More about the word: The special theory of relativity (STR) states that clocks in motion slow down. This time dilation occurs with respects to the observer. In the early 1900’s, Albert Einstein’s STR changed how physicists and philosophers viewed the previous Newtonian paradigm of absolute simultaneity. If STR is correct, then an observer in motion will experience time at a slower rate than an observer at rest. Perhaps, given STR, the A series of time is really illusory since the experience of time is relative to the subject (the object being the spacetime fabric).
STR may still permit an A series of time where the subject’s experience of objective becoming is supported by the object’s relation to the subject. There are two concurrent ways this may be done: Lorentzian simultaneity (from the physical approach) and God as the prime reality (from the metaphysical approach). Hendrick Lorentz proposed the idea that time and length are absolute but there is no way these measurements could be made since the measuring devices are in motion.
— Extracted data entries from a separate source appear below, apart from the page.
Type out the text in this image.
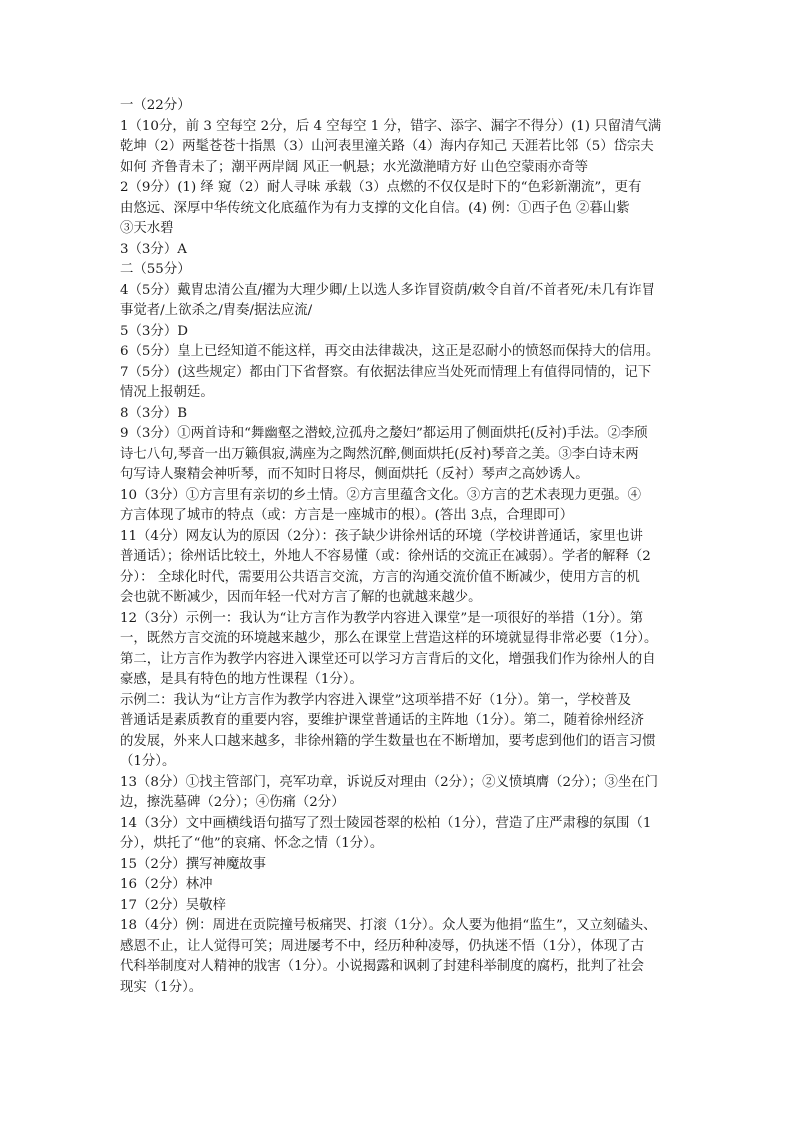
一（22分）
1（10分，前 3 空每空 2分，后 4 空每空 1 分，错字、添字、漏字不得分）(1) 只留清气满
乾坤（2）两髦苍苍十指黑（3）山河表里潼关路（4）海内存知己 天涯若比邻（5）岱宗夫
如何 齐鲁青未了；潮平两岸阔 风正一帆悬；水光潋滟晴方好 山色空蒙雨亦奇等
2（9分）(1) 绎 窥（2）耐人寻味 承载（3）点燃的不仅仅是时下的“色彩新潮流”，更有
由悠远、深厚中华传统文化底蕴作为有力支撑的文化自信。(4) 例：①西子色 ②暮山紫
③天水碧
3（3分）A
二（55分）
4（5分）戴胄忠清公直/擢为大理少卿/上以选人多诈冒资荫/敕令自首/不首者死/未几有诈冒
事觉者/上欲杀之/胄奏/据法应流/
5（3分）D
6（5分）皇上已经知道不能这样，再交由法律裁决，这正是忍耐小的愤怒而保持大的信用。
7（5分）(这些规定）都由门下省督察。有依据法律应当处死而情理上有值得同情的，记下
情况上报朝廷。
8（3分）B
9（3分）①两首诗和“舞幽壑之潜蛟,泣孤舟之嫠妇”都运用了侧面烘托(反衬)手法。②李颀
诗七八句,琴音一出万籁俱寂,满座为之陶然沉醉,侧面烘托(反衬)琴音之美。③李白诗末两
句写诗人聚精会神听琴，而不知时日将尽，侧面烘托（反衬）琴声之高妙诱人。
10（3分）①方言里有亲切的乡土情。②方言里蕴含文化。③方言的艺术表现力更强。④
方言体现了城市的特点（或：方言是一座城市的根）。(答出 3点，合理即可）
11（4分）网友认为的原因（2分）：孩子缺少讲徐州话的环境（学校讲普通话，家里也讲
普通话）；徐州话比较土，外地人不容易懂（或：徐州话的交流正在减弱）。学者的解释（2
分）： 全球化时代，需要用公共语言交流，方言的沟通交流价值不断减少，使用方言的机
会也就不断减少，因而年轻一代对方言了解的也就越来越少。
12（3分）示例一：我认为“让方言作为教学内容进入课堂”是一项很好的举措（1分）。第
一，既然方言交流的环境越来越少，那么在课堂上营造这样的环境就显得非常必要（1分）。
第二，让方言作为教学内容进入课堂还可以学习方言背后的文化，增强我们作为徐州人的自
豪感，是具有特色的地方性课程（1分）。
示例二：我认为“让方言作为教学内容进入课堂”这项举措不好（1分）。第一，学校普及
普通话是素质教育的重要内容，要维护课堂普通话的主阵地（1分）。第二，随着徐州经济
的发展，外来人口越来越多，非徐州籍的学生数量也在不断增加，要考虑到他们的语言习惯
（1分）。
13（8分）①找主管部门，亮军功章，诉说反对理由（2分）；②义愤填膺（2分）；③坐在门
边，擦洗墓碑（2分）；④伤痛（2分）
14（3分）文中画横线语句描写了烈士陵园苍翠的松柏（1分），营造了庄严肃穆的氛围（1
分），烘托了“他”的哀痛、怀念之情（1分）。
15（2分）撰写神魔故事
16（2分）林冲
17（2分）吴敬梓
18（4分）例：周进在贡院撞号板痛哭、打滚（1分）。众人要为他捐“监生”，又立刻磕头、
感恩不止，让人觉得可笑；周进屡考不中，经历种种凌辱，仍执迷不悟（1分），体现了古
代科举制度对人精神的戕害（1分）。小说揭露和讽刺了封建科举制度的腐朽，批判了社会
现实（1分）。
Lorentz’s equations for local time and transformation may aid the A theorist in the subject to object relationship with the observer being the subject and spacetime being the object; however, if the object is changed to God then perhaps the observers experience of becoming is objective [or perhaps a metaphysical time]. Propositions that appear in the past tense are true if and only if that proposition was true at that moment it describes. The proposition, “It rained yesterday on March 12” is true if and only if today is March 13 [or any later day] and it rained the day before March 13. If the observer experienced an earlier-than, later-than sense of becoming respective to March 12 and March 13 what criteria would warrant a rejection of that sense of becoming? If on March 12 the observer objectively experiences rain and then affirms the truth of the proposition “It rained yesterday on March 12” the next day it seems that the proposition is objectively true as it stands in relation to the event and the observer. If the event experienced (absolute becoming) is objective and the proposition “It rained yesterday on March 12” is true on March 13 then perhaps the referent for temporal becoming is not mere spacetime but rather God.